İnsan aklı düşündükçe gelişir, öğrenmeye açık oldukça düşünce berraklaşır ve alınan bilgilerle olayları, durumları ve ilişkileri daha doğru analiz etme, sentez yapma ve değerlendirme şansımız olur. Yani, gördüğümüz her şeyin bize bir şeyler anlattığını, bilgi verdiğini ve bunu bizim aklımızla ve mevcut bilgilerimizle bir öğrenmeye dönüştürmemiz gerektiğini idrak ettiğimizde, her olayın, hayatın daha doğru yaşanabilmesi için bize özel ders olduğunu anlayacağız.

Her insan karşısındakinin aynasıdır

Bizim davranışlarımıza göre insanlar düşünmeye ve davranmaya başlarlar. Zaten hazır bir algı var ve ona göre oluşmuş bir tutum da hazırsa, şahıs değiştikçe o tutumda iyiye ya da kötüye doğru evrilir. Yani, biz nasılsak çoğunlukla ona göre bir algı oluşur. Diyelim ki birisi sürekli doğru ve iyi davranıyor fakat diğer taraf ona uygun bir karşılık vermiyor. Eğer adalet terazisi şaşmamışsa, “O bana hep iyi davrandı” der, işte bu o insanın tescilidir.

Olayları doğru okumak, öğrenmeyi isteyenlerin işidir

Olaylar, çoğunlukla normal gidişin ya da yoldan çıkışın sinyallerini verir. Biz de o sinyalleri doğru okursak, kendimize çeki düzen verme şansı yakalayabiliriz. Çocuğumuza, eşimize ve başkalarına yanlış davranıp, tepki alınca da onları suçlarsak, öğrenmeye kendimizi kapatmış, tek doğruyu kendimiz olarak görmüş oluruz.

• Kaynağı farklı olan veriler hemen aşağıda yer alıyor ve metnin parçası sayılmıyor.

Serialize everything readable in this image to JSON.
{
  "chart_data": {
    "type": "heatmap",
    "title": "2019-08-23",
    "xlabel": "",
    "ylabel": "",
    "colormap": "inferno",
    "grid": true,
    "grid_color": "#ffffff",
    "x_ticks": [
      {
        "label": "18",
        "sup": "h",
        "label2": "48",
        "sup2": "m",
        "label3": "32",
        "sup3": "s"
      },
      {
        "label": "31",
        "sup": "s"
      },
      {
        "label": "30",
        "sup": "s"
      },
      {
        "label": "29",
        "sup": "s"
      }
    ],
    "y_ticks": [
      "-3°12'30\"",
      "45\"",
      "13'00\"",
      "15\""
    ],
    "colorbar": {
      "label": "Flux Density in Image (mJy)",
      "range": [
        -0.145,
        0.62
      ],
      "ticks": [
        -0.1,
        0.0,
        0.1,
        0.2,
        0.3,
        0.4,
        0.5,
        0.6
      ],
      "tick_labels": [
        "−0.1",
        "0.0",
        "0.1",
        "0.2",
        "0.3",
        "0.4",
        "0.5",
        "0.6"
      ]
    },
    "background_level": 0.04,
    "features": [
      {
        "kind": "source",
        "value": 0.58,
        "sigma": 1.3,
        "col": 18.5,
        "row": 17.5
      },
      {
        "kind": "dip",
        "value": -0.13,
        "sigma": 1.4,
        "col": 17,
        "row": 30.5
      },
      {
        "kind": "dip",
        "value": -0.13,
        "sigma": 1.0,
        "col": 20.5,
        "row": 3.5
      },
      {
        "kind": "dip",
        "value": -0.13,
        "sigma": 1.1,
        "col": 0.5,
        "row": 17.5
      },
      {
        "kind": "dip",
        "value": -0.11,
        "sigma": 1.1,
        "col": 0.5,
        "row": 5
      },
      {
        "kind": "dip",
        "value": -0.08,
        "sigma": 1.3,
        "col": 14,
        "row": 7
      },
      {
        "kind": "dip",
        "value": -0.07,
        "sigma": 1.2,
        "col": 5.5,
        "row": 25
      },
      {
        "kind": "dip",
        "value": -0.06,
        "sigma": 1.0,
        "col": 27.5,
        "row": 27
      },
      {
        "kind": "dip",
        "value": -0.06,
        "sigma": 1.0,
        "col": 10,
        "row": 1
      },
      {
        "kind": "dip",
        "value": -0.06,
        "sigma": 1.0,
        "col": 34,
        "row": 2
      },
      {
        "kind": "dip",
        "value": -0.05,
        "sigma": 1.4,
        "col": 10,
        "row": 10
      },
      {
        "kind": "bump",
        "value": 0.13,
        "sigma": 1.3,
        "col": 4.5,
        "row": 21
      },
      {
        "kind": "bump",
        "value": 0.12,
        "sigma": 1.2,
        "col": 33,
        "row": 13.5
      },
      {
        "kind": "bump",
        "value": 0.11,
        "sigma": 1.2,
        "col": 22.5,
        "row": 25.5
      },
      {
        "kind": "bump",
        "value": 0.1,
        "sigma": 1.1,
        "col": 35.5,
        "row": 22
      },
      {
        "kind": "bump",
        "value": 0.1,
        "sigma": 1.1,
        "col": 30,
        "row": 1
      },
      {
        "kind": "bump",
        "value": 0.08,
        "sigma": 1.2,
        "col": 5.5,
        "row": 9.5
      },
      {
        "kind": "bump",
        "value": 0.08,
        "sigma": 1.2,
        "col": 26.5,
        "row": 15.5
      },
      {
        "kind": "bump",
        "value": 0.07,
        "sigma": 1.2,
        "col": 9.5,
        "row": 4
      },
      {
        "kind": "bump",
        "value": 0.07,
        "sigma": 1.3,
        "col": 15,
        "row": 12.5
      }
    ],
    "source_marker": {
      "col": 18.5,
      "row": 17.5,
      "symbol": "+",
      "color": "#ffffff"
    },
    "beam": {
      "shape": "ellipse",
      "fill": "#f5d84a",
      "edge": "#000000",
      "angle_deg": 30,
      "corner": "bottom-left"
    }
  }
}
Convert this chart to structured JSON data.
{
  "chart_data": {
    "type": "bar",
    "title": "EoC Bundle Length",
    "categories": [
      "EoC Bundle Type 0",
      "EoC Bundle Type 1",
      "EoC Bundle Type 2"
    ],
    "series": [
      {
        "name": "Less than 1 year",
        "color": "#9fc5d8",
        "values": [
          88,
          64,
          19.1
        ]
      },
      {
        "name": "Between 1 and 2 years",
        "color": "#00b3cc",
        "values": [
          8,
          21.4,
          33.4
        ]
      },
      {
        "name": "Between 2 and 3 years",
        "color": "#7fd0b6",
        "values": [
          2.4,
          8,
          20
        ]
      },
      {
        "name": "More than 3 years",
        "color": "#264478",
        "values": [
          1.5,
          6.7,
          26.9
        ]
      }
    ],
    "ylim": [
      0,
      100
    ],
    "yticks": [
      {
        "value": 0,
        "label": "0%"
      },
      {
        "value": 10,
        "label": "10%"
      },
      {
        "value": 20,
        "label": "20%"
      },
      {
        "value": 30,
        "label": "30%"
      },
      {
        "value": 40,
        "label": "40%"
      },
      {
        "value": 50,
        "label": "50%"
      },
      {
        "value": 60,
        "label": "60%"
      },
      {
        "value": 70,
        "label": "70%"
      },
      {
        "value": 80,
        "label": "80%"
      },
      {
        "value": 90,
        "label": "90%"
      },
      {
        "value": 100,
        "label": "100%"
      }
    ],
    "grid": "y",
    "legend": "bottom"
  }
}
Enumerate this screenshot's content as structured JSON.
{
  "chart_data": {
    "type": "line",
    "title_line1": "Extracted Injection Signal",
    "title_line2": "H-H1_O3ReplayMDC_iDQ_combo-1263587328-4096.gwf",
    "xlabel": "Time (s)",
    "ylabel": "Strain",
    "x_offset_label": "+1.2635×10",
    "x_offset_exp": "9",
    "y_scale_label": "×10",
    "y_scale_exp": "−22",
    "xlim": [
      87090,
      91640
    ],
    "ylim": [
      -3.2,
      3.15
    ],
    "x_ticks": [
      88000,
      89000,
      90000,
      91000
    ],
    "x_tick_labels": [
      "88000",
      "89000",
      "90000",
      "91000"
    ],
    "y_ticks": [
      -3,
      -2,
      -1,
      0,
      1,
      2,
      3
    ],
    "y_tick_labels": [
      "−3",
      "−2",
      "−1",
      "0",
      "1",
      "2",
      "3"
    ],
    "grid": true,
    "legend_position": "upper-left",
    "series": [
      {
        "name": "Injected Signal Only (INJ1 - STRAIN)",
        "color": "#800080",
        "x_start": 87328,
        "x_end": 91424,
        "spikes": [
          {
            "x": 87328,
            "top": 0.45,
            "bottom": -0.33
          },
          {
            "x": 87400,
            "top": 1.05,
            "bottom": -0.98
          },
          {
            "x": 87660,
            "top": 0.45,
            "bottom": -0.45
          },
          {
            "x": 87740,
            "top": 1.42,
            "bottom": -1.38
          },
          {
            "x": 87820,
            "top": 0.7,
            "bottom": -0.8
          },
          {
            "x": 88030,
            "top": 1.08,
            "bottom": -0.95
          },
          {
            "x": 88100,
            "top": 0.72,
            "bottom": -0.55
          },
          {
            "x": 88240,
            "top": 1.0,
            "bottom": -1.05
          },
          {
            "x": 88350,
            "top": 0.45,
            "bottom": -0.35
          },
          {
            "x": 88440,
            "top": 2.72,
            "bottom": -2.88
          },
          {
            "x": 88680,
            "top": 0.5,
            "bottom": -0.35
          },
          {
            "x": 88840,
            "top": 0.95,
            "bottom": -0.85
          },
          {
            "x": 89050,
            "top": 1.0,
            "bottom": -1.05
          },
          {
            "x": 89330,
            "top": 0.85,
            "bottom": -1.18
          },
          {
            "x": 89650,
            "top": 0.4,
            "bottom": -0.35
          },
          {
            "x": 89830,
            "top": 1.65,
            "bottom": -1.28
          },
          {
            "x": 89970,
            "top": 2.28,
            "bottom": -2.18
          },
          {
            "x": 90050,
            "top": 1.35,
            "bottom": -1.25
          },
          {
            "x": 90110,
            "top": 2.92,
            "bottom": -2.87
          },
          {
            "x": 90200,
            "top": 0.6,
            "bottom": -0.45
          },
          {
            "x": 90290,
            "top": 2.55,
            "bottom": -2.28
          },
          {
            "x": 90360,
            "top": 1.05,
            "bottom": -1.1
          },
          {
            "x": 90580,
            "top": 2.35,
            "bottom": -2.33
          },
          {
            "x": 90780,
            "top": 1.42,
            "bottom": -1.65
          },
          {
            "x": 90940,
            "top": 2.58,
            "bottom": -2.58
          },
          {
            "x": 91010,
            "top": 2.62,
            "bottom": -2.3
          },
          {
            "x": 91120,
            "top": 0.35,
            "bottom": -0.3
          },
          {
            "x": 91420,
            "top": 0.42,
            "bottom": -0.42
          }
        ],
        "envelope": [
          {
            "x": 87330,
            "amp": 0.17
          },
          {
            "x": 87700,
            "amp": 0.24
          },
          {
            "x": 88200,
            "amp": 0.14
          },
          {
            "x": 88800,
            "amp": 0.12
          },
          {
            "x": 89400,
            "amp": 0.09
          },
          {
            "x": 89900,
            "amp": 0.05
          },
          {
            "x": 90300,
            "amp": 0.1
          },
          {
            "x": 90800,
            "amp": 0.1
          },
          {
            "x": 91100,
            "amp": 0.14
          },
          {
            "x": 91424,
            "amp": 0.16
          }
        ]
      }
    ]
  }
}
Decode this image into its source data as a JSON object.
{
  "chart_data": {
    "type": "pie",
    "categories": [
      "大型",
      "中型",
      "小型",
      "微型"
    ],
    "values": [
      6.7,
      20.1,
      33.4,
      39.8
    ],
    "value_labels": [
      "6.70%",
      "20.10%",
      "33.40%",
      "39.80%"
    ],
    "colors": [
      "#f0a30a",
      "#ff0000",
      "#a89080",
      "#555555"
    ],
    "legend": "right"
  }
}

Her durum bize yapmamız gerekenleri söyler

Bu ya “Doğru davranıyorsun devam et” mesajıdır ya da “Yanlış yapıyorsun kendini düzelt” mesajıdır. Bunu anlayabilmek için de kendimizin yanlış yapabileceğimizi kabul etmemiz ve düzeltmeye de açık olmamız gerekir. Her sözün, her davranışın ve hatta her niyetin ilk uğradığı yer Allah’tır (cc), kul zaten hakkınca bilmez, asıl bilecek olan Allah’tır (cc)diye bildiğimizde, yaşananların anlamı da yüzsen derece değişecektir.

Şimdi ise korona bizi düşündürmeli. Bu, her durum gibi her toplumda yaşanabilecek bir durum. Bu küresel bir saldırı olabilir ki bu ihtimal kuvvetli, inananlar ve inanmayanlar nasıl tepki verdi, bu çok önemli. Bir salgın hastalık karşısında, var ve yok edenin Allah (cc) olduğunu, yaşanan her şeyin kaderin bir parçası olduğunu, bizler sadece tedbir alıp, var olan duruma hızlıca intibak ederek, bu durumdan nasıl bir hikmet çıkarabiliriz ona odaklanmamız lâzım. İşlerinden eve vakit ayıramayanlar, çocukları ile vakit geçiremeyenler, eşleri ile oturup iki kelâm edemeyenler, okumaya zaman bulamayanlar, işte size fırsat. Galiba bizler ayrı kala kala bir arada olunca nasıl zaman geçireceğimizi unuttuk, işte bunu yeniden hatırlamanın ve daha iyisiyle hayata monte etmenin de yeni bir fırsatı.

Düşünmenin çok makbul bir ibadet olduğunu bildik ama hayatımızda çokça da var edemedik, buyurun bize tefekkür fırsatı. Allah bizim düşünmemizi ve hepimizde var ettiği yığınla değeri ve kabiliyeti ortaya çıkarmamızı istiyor. İşte onun için de bu durum bir fırsat.

Özet olarak, yeryüzü bir sınıf, Allah (cc) öğretmen, insanlar öğrenci ve olayların her birisi ciddi bir derstir ve olaylardan öğrenemeyenin öğreneceği başka bir okul yoktur.